Treatment being tested: Emicizumab mimics the activity of factor VIII by bridging activated factor IX and factor X, thereby promoting blood clotting and preventing or reducing bleeding episodes.
Study on the Safety and Effectiveness of SerpinPC for Patients with Severe Hemophilia A or B
This study is evaluating SerpinPC, a new treatment for people with severe Haemophilia A or moderately severe to severe Haemophilia B. The medication is a modified form of a protein called human alpha-1 proteinase inhibitor, given as a regular preventive treatment through injection under the skin.
Who can participate: Male participants between 12 and 65 years old with severe Haemophilia A or moderately severe to severe Haemophilia B can join. For those with Haemophilia B, they must not have a high titer inhibitor (5 or more Bethesda Units per milliliter). Participants should either be part of a prophylaxis program or have experienced at least 6 bleeding episodes requiring treatment in the past 6 months if on an on-demand treatment plan. They must have at least 12 to 24 weeks of recorded bleeding episodes from a previous study or be willing to complete an observation period. No bleeding should occur in the 7 days before starting the study. Adequate blood, liver, and kidney function is required, along with a D-dimer level of 750 micrograms per liter or less.
Who cannot participate: Patients without moderately severe to severe hemophilia B, females, and those who are part of vulnerable populations such as children, elderly, or those with certain disabilities may not be eligible.

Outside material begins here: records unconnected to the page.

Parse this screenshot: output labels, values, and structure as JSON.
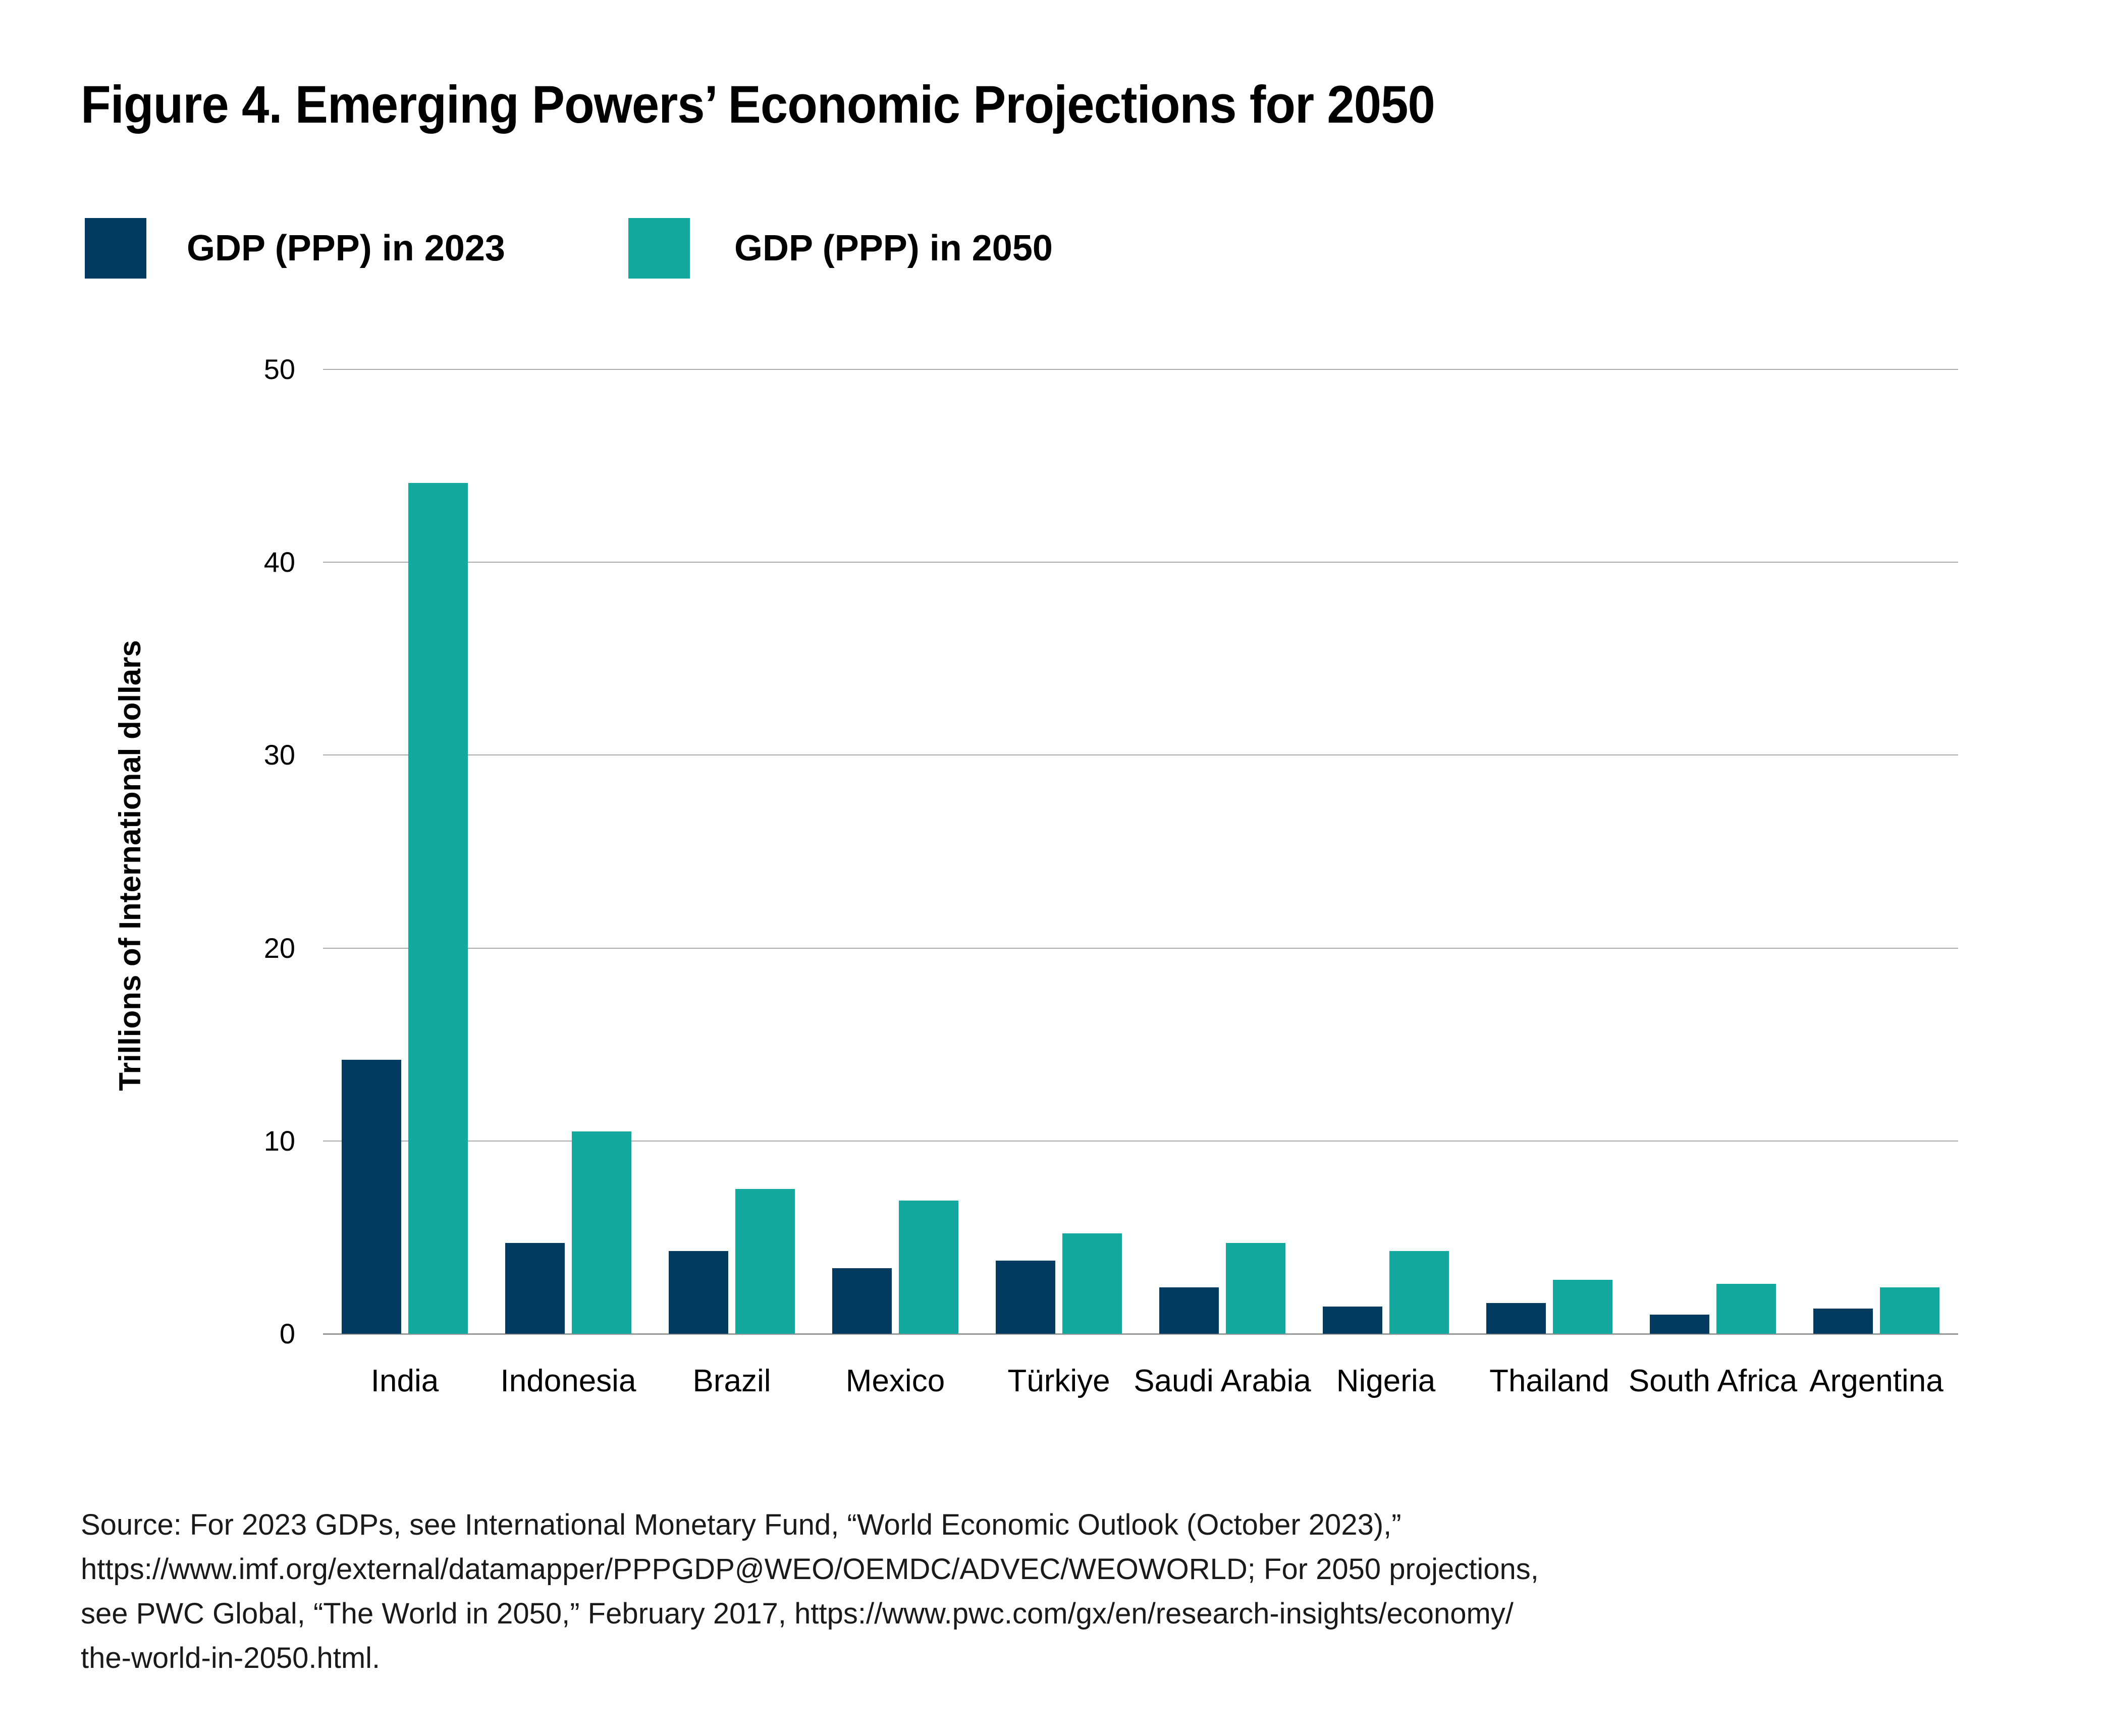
{
  "title": "Figure 4. Emerging Powers’ Economic Projections for 2050",
  "colors": {
    "navy": "#033a60",
    "teal": "#14a89e",
    "gridline": "#ababab",
    "baseline": "#999999",
    "text": "#000000"
  },
  "chart_data": {
    "type": "bar",
    "title": "Figure 4. Emerging Powers’ Economic Projections for 2050",
    "ylabel": "Trillions of International dollars",
    "xlabel": "",
    "ylim": [
      0,
      50
    ],
    "yticks": [
      0,
      10,
      20,
      30,
      40,
      50
    ],
    "grid": true,
    "legend_position": "top",
    "categories": [
      "India",
      "Indonesia",
      "Brazil",
      "Mexico",
      "Türkiye",
      "Saudi Arabia",
      "Nigeria",
      "Thailand",
      "South Africa",
      "Argentina"
    ],
    "series": [
      {
        "name": "GDP (PPP) in 2023",
        "color": "#033a60",
        "values": [
          14.2,
          4.7,
          4.3,
          3.4,
          3.8,
          2.4,
          1.4,
          1.6,
          1.0,
          1.3
        ]
      },
      {
        "name": "GDP (PPP) in 2050",
        "color": "#14a89e",
        "values": [
          44.1,
          10.5,
          7.5,
          6.9,
          5.2,
          4.7,
          4.3,
          2.8,
          2.6,
          2.4
        ]
      }
    ]
  },
  "source_lines": [
    "Source: For 2023 GDPs, see International Monetary Fund, “World Economic Outlook (October 2023),”",
    "https://www.imf.org/external/datamapper/PPPGDP@WEO/OEMDC/ADVEC/WEOWORLD; For 2050 projections,",
    "see PWC Global, “The World in 2050,” February 2017, https://www.pwc.com/gx/en/research-insights/economy/",
    "the-world-in-2050.html."
  ]
}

What the study involves: After an initial assessment to confirm eligibility, participants will undergo an observation period lasting at least 12 to 24 weeks to document baseline bleeding episodes. They will then receive SerpinPC as a subcutaneous injection, with dosage and frequency determined by the study protocol. Throughout the study, health and response to the medication will be closely monitored through regular check-ups. The study will track the number of treated bleeds, spontaneous bleeds, joint bleeds, and overall consumption of coagulation factors. The trial is expected to continue until July 2026.

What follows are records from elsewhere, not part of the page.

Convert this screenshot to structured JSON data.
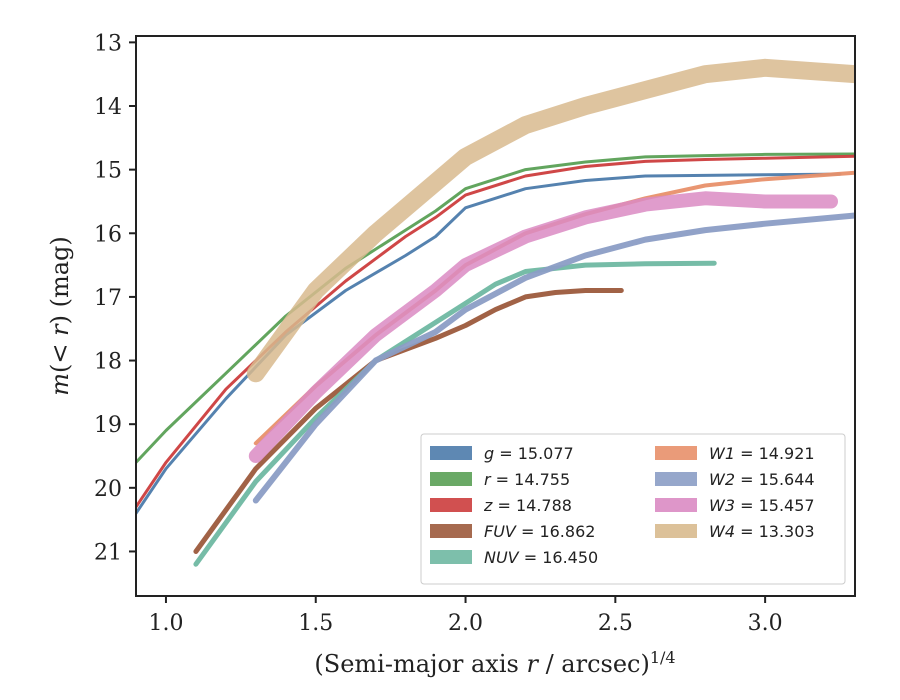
{
  "chart_data": {
    "type": "line",
    "xlabel": "(Semi-major axis r / arcsec)^1/4",
    "ylabel": "m(< r) (mag)",
    "xlim": [
      0.9,
      3.3
    ],
    "ylim": [
      21.7,
      12.9
    ],
    "y_inverted": true,
    "xticks": [
      "1.0",
      "1.5",
      "2.0",
      "2.5",
      "3.0"
    ],
    "yticks": [
      "13",
      "14",
      "15",
      "16",
      "17",
      "18",
      "19",
      "20",
      "21"
    ],
    "legend_position": "lower-right",
    "grid": false,
    "series": [
      {
        "name": "g = 15.077",
        "color": "#4c7bab",
        "x": [
          0.9,
          1.0,
          1.2,
          1.4,
          1.6,
          1.8,
          1.9,
          2.0,
          2.2,
          2.4,
          2.6,
          2.8,
          3.0,
          3.25
        ],
        "y": [
          20.4,
          19.7,
          18.6,
          17.6,
          16.9,
          16.35,
          16.05,
          15.6,
          15.3,
          15.17,
          15.1,
          15.09,
          15.08,
          15.07
        ]
      },
      {
        "name": "r = 14.755",
        "color": "#5aa055",
        "x": [
          0.9,
          1.0,
          1.2,
          1.4,
          1.6,
          1.8,
          1.9,
          2.0,
          2.2,
          2.4,
          2.6,
          2.8,
          3.0,
          3.3
        ],
        "y": [
          19.6,
          19.1,
          18.2,
          17.3,
          16.55,
          15.95,
          15.65,
          15.3,
          15.0,
          14.88,
          14.8,
          14.78,
          14.76,
          14.755
        ]
      },
      {
        "name": "z = 14.788",
        "color": "#cc3d3d",
        "x": [
          0.9,
          1.0,
          1.2,
          1.4,
          1.6,
          1.8,
          1.9,
          2.0,
          2.2,
          2.4,
          2.6,
          2.8,
          3.0,
          3.3
        ],
        "y": [
          20.3,
          19.6,
          18.45,
          17.55,
          16.75,
          16.05,
          15.75,
          15.4,
          15.1,
          14.95,
          14.87,
          14.84,
          14.82,
          14.79
        ]
      },
      {
        "name": "FUV = 16.862",
        "color": "#9c5a3c",
        "x": [
          1.1,
          1.3,
          1.5,
          1.7,
          1.9,
          2.0,
          2.1,
          2.2,
          2.3,
          2.4,
          2.52
        ],
        "y": [
          21.0,
          19.7,
          18.75,
          18.0,
          17.65,
          17.45,
          17.2,
          17.0,
          16.93,
          16.9,
          16.9
        ]
      },
      {
        "name": "NUV = 16.450",
        "color": "#6fb8a2",
        "x": [
          1.1,
          1.3,
          1.5,
          1.7,
          1.9,
          2.0,
          2.1,
          2.2,
          2.4,
          2.6,
          2.83
        ],
        "y": [
          21.2,
          19.9,
          18.9,
          18.0,
          17.4,
          17.1,
          16.8,
          16.6,
          16.5,
          16.48,
          16.47
        ]
      },
      {
        "name": "W1 = 14.921",
        "color": "#e8906a",
        "x": [
          1.3,
          1.5,
          1.7,
          1.9,
          2.0,
          2.2,
          2.4,
          2.6,
          2.8,
          3.0,
          3.3
        ],
        "y": [
          19.3,
          18.4,
          17.6,
          16.9,
          16.5,
          16.0,
          15.7,
          15.45,
          15.25,
          15.15,
          15.05
        ]
      },
      {
        "name": "W2 = 15.644",
        "color": "#8b9dc5",
        "x": [
          1.3,
          1.5,
          1.7,
          1.9,
          2.0,
          2.2,
          2.4,
          2.6,
          2.8,
          3.0,
          3.3
        ],
        "y": [
          20.2,
          19.0,
          18.0,
          17.55,
          17.2,
          16.7,
          16.35,
          16.1,
          15.95,
          15.85,
          15.72
        ]
      },
      {
        "name": "W3 = 15.457",
        "color": "#da8bc3",
        "x": [
          1.3,
          1.5,
          1.7,
          1.9,
          2.0,
          2.2,
          2.4,
          2.6,
          2.8,
          3.0,
          3.22
        ],
        "y": [
          19.5,
          18.5,
          17.6,
          16.9,
          16.5,
          16.05,
          15.75,
          15.55,
          15.45,
          15.5,
          15.5
        ]
      },
      {
        "name": "W4 = 13.303",
        "color": "#d8ba8e",
        "x": [
          1.3,
          1.5,
          1.7,
          1.9,
          2.0,
          2.2,
          2.4,
          2.6,
          2.8,
          3.0,
          3.3
        ],
        "y": [
          18.2,
          16.9,
          16.0,
          15.2,
          14.8,
          14.3,
          14.0,
          13.75,
          13.5,
          13.4,
          13.5
        ]
      }
    ]
  }
}
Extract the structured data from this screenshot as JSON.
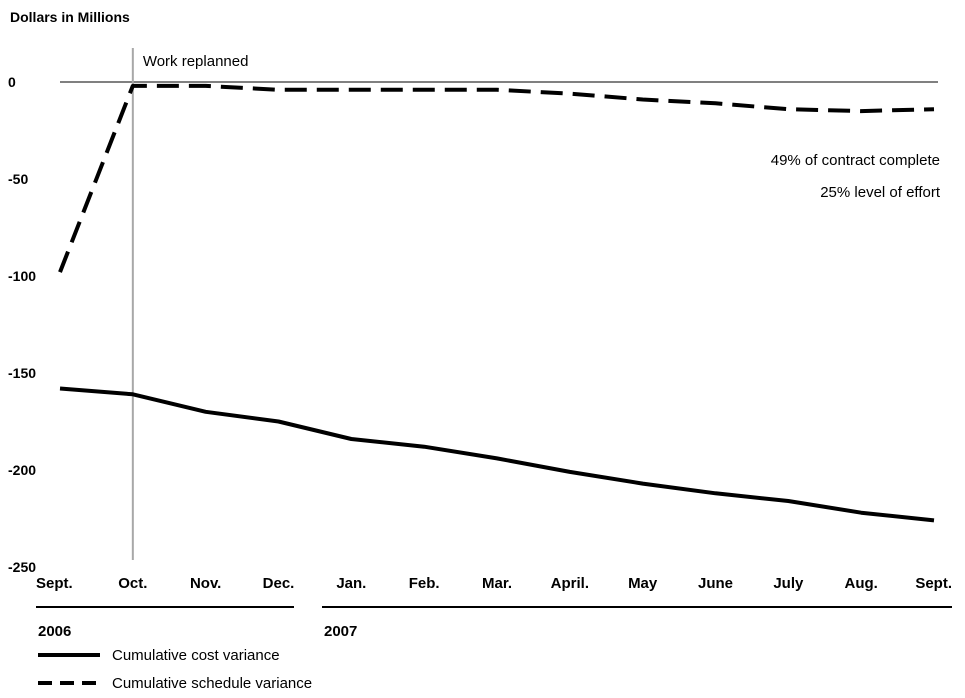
{
  "chart_data": {
    "type": "line",
    "ylabel": "Dollars in Millions",
    "ylim": [
      -250,
      0
    ],
    "yticks": [
      "0",
      "-50",
      "-100",
      "-150",
      "-200",
      "-250"
    ],
    "ytick_values": [
      0,
      -50,
      -100,
      -150,
      -200,
      -250
    ],
    "categories": [
      "Sept.",
      "Oct.",
      "Nov.",
      "Dec.",
      "Jan.",
      "Feb.",
      "Mar.",
      "April.",
      "May",
      "June",
      "July",
      "Aug.",
      "Sept."
    ],
    "year_groups": [
      {
        "label": "2006",
        "from": "Sept.",
        "to": "Dec."
      },
      {
        "label": "2007",
        "from": "Jan.",
        "to": "Sept."
      }
    ],
    "series": [
      {
        "name": "Cumulative cost variance",
        "style": "solid",
        "values": [
          -158,
          -161,
          -170,
          -175,
          -184,
          -188,
          -194,
          -201,
          -207,
          -212,
          -216,
          -222,
          -226
        ]
      },
      {
        "name": "Cumulative schedule variance",
        "style": "dashed",
        "values": [
          -98,
          -2,
          -2,
          -4,
          -4,
          -4,
          -4,
          -6,
          -9,
          -11,
          -14,
          -15,
          -14
        ]
      }
    ],
    "marker": {
      "category_index": 1,
      "label": "Work replanned"
    },
    "annotations": [
      "49% of contract complete",
      "25% level of effort"
    ],
    "grid": false,
    "legend_position": "bottom-left"
  },
  "colors": {
    "line": "#000000",
    "marker": "#a8a8a8",
    "axis": "#000000"
  }
}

Treatment being tested: SerpinPC works by inhibiting a specific protein in the blood that normally slows down clotting, thereby promoting better blood clot formation and preventing bleeding episodes. The goal is to help patients experience fewer bleeding problems and improve their quality of life.
Summary
The three ongoing clinical trials for Haemophilia A without inhibitors are being conducted across multiple European countries, with Germany, Italy, and Spain participating in all three studies. This suggests these countries have established research infrastructure for hemophilia treatment research.

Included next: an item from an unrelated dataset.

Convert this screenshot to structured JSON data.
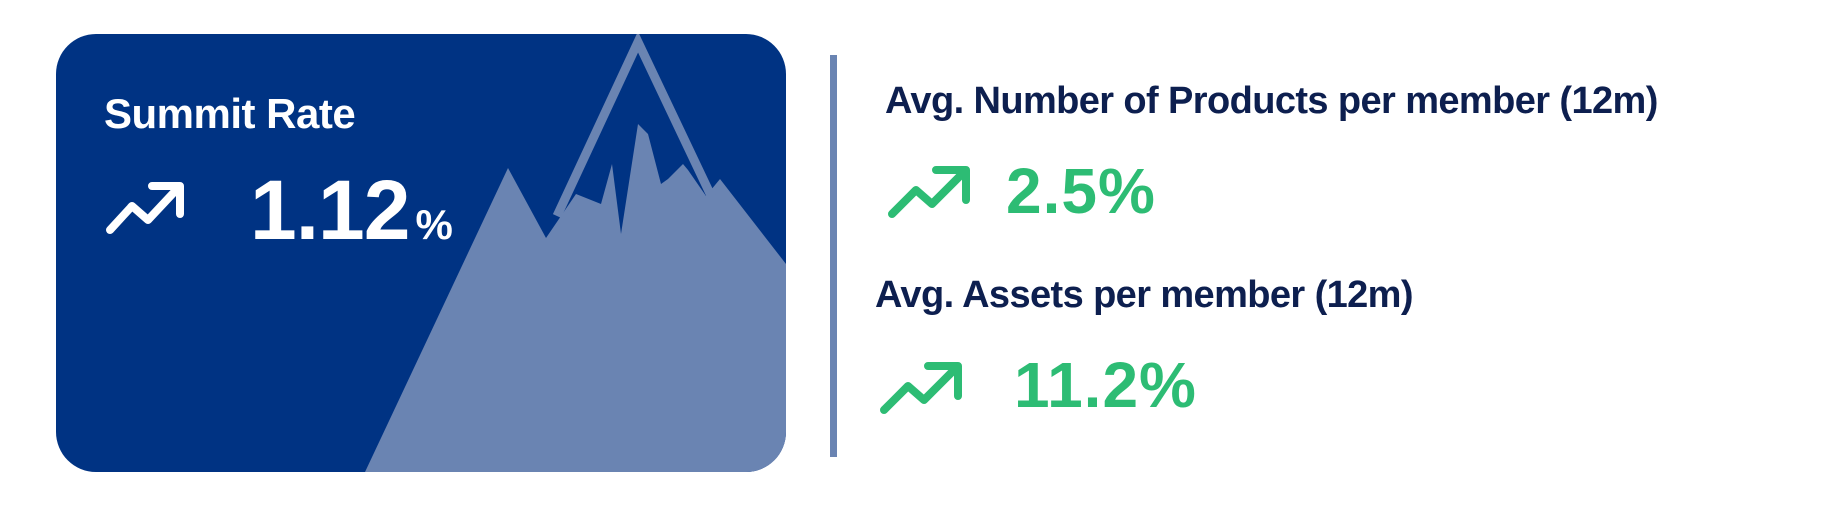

Two of the three trials focus on emicizumab, targeting different age groups: infants from birth to 12 months and adolescents and adults aged 13 to 69 years. This demonstrates comprehensive research efforts to evaluate this medication across the lifespan. The third trial introduces a different approach by testing SerpinPC, offering a potential alternative treatment option for patients with severe forms of the condition.
All three studies share a common goal of reducing bleeding episodes and improving quality of life through preventive treatment given as subcutaneous injections. They employ comprehensive monitoring approaches, including assessment of joint health, physical activity levels, and safety profiles. The long-term nature of these studies, with some extending up to seven years of follow-up, reflects the commitment to understanding the sustained effects and safety of these treatments in managing this chronic condition.